Changing Gregory's diaper (I hate using that word) is at most , when he cooperates, a difficult situation. He is tall, weights 180 lbs, and has to be moved to his bed using a hoyer lift. A sling is inserted behind his back and brought up around his legs. The ends of the sling are attached to the machine and he is lifted into the air, swung around parallel to the bed, and lowered into place.

Then the aides take off his pants (and often his shirt,) clean him up, and put on a new diaper. This is done by rolling him from one side to the other. The aides have to do all the work because he cannot roll himself. Then they put on new clothing, reattach the sling, lift and swing, lower him back into his wheel chair.

I would guess that this is not only a little embarrassing (although I think Gregory is used to it by now,) but uncomfortable and at times painful. Depending on Gregory's "state," it is also frightening for him to be dangling in the air and he becomes resistive, known to swear, kick, and/or struggle.
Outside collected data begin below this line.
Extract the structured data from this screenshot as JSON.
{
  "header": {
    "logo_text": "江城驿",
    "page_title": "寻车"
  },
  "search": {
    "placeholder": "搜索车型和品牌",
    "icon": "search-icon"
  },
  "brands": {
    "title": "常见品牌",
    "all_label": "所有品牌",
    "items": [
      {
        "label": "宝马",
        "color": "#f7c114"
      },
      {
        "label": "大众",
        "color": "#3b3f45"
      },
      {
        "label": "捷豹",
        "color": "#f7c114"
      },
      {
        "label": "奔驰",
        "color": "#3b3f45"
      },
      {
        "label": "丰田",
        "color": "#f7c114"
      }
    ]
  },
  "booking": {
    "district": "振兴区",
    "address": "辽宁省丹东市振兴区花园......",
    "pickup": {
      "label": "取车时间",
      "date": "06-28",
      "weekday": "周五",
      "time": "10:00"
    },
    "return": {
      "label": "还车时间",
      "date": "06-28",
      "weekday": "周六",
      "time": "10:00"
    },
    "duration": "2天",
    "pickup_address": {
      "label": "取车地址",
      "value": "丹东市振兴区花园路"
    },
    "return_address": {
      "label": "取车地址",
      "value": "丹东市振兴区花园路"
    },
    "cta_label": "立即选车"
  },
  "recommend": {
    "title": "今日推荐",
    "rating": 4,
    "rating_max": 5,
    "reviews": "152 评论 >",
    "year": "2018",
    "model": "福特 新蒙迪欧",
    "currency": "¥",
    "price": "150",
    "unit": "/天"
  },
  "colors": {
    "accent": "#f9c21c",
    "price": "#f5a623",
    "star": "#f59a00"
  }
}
The aides are kind and gentle and are able to "talk him down" but as I said, it is not an easy activity for Gregory or the aides.

That described, yesterday after he was back in his wheel chair, I came into the room. "Hi, its me!" But Gregory was still "recovering" from his ordeal and was unable to focus. I tried to put my face in his line of vision, continued announcing myself, but he was still unable to focus. I think that he was actually unaware that I had arrived.

Finally he did a double take, and I mean a double take like in the movies, and he was able to focus on me, realized who I was, and a large smile came over his face.

Here comes the title of this post: He looked into my eyes, with this oh so pleased look on his face, reached out towards me and said, "Oh, my heart!"

I melted.






Wednesday, November 21, 2012

A Play in A Series of Poems

I have written many pieces of poetry chronicling the path which I have traveled with Gregory, my life partner of over 35 years, who was diagnosed with young onset Alzheimer's Disease some ten years ago when he was fifty five years old. For the most part, the feedback on my work has been favorable. 

For a next project, wouldn't it be interesting to try to write a screen play in which the audience would experience what a person with Alzheimer's goes through and what those who love him endure? It probably wouldn't be hard for me to write the screen play because I have so much material from which to draw.

The question, however, is who would want to watch it? Who would want to sit through some 90 minutes with one intermission of heaviness, sadness, frustration, confusion, depression and tears even if laced with love, compassion, insight, and humor?